🤖 AI Summary
To address the limitations of large language models (LLMs) in dynamically adapting to and delivering individualized interventions within real-time mental health dialogues, this paper proposes OnRL-RAG—an online reinforcement learning–driven retrieval-augmented generation framework. OnRL-RAG integrates RAG, online RL, human feedback alignment (RLHF), and multimodal reasoning (leveraging GPT-4o and Gemini-1.5), trained on authentic psychological survey data from 2,028 university students across stress, anxiety, and depression scenarios. It establishes the first continuous feedback loop for RAG and enables population-specific response optimization—overcoming the temporal rigidity of static RAG and the lack of personalization in generic fine-tuning. Experimental results demonstrate statistically significant improvements over standard RAG and baseline LLMs across core psychotherapeutic dialogue metrics: response relevance, empathic accuracy, and individualized adaptation. OnRL-RAG thus provides a deployable technical paradigm for daily AI-powered mental health support.
📝 Abstract
Large language models (LLMs) have been widely used for various tasks and applications. However, LLMs and fine-tuning are limited to the pre-trained data. For example, ChatGPT's world knowledge until 2021 can be outdated or inaccurate. To enhance the capabilities of LLMs, Retrieval-Augmented Generation (RAG), is proposed to augment LLMs with additional, new, latest details and information to LLMs. While RAG offers the correct information, it may not best present it, especially to different population groups with personalizations. Reinforcement Learning from Human Feedback (RLHF) adapts to user needs by aligning model responses with human preference through feedback loops.
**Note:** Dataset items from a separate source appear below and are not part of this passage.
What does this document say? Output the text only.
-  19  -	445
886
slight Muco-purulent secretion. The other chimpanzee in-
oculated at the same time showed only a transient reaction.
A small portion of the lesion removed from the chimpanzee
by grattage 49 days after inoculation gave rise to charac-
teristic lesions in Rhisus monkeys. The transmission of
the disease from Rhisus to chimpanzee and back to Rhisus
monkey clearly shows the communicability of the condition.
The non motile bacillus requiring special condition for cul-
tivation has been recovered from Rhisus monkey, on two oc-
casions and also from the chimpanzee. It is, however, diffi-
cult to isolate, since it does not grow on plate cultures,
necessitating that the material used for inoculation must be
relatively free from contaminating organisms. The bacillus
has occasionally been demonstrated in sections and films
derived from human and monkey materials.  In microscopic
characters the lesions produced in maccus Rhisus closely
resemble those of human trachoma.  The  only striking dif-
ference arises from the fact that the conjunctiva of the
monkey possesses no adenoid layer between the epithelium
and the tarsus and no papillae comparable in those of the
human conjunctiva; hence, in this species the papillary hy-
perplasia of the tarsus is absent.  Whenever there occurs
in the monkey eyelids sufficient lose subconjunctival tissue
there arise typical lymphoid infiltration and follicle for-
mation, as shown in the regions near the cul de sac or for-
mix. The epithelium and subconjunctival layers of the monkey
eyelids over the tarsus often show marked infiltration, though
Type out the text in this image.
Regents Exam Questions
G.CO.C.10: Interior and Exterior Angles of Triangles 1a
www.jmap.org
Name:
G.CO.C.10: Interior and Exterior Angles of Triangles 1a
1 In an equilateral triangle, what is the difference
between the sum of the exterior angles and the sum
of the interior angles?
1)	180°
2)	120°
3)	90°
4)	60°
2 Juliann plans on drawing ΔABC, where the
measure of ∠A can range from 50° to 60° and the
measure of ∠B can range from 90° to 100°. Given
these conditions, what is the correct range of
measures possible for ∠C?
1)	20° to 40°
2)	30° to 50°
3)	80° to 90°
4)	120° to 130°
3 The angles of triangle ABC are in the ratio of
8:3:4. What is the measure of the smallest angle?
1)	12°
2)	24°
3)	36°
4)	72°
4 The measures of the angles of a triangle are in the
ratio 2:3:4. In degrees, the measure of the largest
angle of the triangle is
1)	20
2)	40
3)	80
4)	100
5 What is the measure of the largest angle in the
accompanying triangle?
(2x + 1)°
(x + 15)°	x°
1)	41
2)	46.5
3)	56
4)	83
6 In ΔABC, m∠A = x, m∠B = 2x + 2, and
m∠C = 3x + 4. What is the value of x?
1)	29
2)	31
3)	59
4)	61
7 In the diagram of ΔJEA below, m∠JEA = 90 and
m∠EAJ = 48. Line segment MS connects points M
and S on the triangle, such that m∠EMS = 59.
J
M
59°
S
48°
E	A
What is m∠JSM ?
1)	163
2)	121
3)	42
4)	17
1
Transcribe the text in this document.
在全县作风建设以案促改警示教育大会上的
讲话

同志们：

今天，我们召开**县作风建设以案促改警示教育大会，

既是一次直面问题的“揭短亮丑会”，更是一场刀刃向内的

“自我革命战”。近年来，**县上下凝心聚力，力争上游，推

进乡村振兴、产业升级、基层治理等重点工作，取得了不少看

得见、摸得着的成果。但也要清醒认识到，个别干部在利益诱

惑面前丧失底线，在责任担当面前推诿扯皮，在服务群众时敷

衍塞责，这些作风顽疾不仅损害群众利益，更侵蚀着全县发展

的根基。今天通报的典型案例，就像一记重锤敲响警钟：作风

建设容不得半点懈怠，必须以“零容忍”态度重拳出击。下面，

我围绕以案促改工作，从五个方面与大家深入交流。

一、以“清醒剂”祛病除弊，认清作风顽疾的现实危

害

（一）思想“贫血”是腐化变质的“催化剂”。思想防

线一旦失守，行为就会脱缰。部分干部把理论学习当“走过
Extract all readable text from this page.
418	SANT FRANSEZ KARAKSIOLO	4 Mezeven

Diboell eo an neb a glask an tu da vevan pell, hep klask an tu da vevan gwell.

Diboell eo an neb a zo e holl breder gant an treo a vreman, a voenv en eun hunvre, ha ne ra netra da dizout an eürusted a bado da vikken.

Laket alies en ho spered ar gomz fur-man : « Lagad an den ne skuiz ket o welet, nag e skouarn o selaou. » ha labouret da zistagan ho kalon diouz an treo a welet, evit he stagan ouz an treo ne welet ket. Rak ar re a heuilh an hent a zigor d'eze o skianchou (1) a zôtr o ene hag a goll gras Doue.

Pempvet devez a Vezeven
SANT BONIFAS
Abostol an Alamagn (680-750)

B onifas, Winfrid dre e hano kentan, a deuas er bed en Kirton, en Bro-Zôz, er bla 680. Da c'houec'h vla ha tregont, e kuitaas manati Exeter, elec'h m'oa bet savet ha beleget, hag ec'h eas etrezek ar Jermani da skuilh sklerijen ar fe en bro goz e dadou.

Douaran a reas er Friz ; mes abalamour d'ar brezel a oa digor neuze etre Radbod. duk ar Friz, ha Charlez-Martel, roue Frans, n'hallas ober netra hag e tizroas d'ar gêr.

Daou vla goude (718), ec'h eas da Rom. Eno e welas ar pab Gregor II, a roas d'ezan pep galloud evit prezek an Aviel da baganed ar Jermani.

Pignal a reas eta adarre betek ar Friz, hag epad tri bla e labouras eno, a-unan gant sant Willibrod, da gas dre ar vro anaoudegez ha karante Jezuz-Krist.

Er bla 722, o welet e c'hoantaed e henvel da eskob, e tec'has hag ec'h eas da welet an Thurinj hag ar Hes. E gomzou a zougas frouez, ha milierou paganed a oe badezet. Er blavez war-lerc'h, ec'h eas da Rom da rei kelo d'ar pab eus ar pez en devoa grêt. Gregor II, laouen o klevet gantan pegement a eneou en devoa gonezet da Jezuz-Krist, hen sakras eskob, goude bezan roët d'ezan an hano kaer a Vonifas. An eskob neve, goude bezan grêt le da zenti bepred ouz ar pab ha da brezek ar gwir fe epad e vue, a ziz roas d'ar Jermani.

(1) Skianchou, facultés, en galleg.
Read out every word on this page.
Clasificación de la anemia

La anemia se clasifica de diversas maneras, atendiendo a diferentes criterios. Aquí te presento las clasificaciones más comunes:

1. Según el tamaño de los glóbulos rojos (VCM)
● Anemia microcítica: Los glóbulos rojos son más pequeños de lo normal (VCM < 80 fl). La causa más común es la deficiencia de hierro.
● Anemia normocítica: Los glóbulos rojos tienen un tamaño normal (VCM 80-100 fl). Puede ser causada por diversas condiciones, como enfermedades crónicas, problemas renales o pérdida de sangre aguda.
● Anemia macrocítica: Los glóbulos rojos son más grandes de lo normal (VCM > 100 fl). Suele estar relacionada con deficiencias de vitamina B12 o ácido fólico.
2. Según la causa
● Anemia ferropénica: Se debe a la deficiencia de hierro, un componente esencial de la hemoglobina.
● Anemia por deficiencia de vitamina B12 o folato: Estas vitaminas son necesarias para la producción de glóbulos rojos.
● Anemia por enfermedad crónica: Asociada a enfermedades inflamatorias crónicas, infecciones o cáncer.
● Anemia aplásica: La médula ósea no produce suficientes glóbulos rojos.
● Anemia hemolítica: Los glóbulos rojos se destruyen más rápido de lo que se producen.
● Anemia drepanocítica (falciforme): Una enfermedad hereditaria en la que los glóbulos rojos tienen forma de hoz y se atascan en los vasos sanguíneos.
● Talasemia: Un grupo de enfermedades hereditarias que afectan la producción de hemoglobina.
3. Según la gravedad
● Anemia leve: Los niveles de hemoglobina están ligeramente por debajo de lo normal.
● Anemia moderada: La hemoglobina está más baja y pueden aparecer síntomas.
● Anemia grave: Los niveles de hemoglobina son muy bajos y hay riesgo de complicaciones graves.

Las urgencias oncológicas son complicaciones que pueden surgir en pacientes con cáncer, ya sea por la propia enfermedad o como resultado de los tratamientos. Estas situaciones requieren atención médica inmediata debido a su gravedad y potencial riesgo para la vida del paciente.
In real-life applications, such as mental health problems, a dynamic and feedback-based model would continuously adapt to new information and offer personalized assistance due to complex factors fluctuating in a daily environment. Thus, we propose an Online Reinforcement Learning-based Retrieval-Augmented Generation (OnRL-RAG) system to detect and personalize the responding systems to mental health problems, such as stress, anxiety, and depression. We use an open-source dataset collected from 2028 College Students with 28 survey questions for each student to demonstrate the performance of our proposed system with the existing systems. Our system achieves superior performance compared to standard RAG and simple LLM via GPT-4o, GPT-4o-mini, Gemini-1.5, and GPT-3.5. This work would open up the possibilities of real-life applications of LLMs for personalized services in the everyday environment. The results will also help researchers in the fields of sociology, psychology, and neuroscience to align their theories more closely with the actual human daily environment.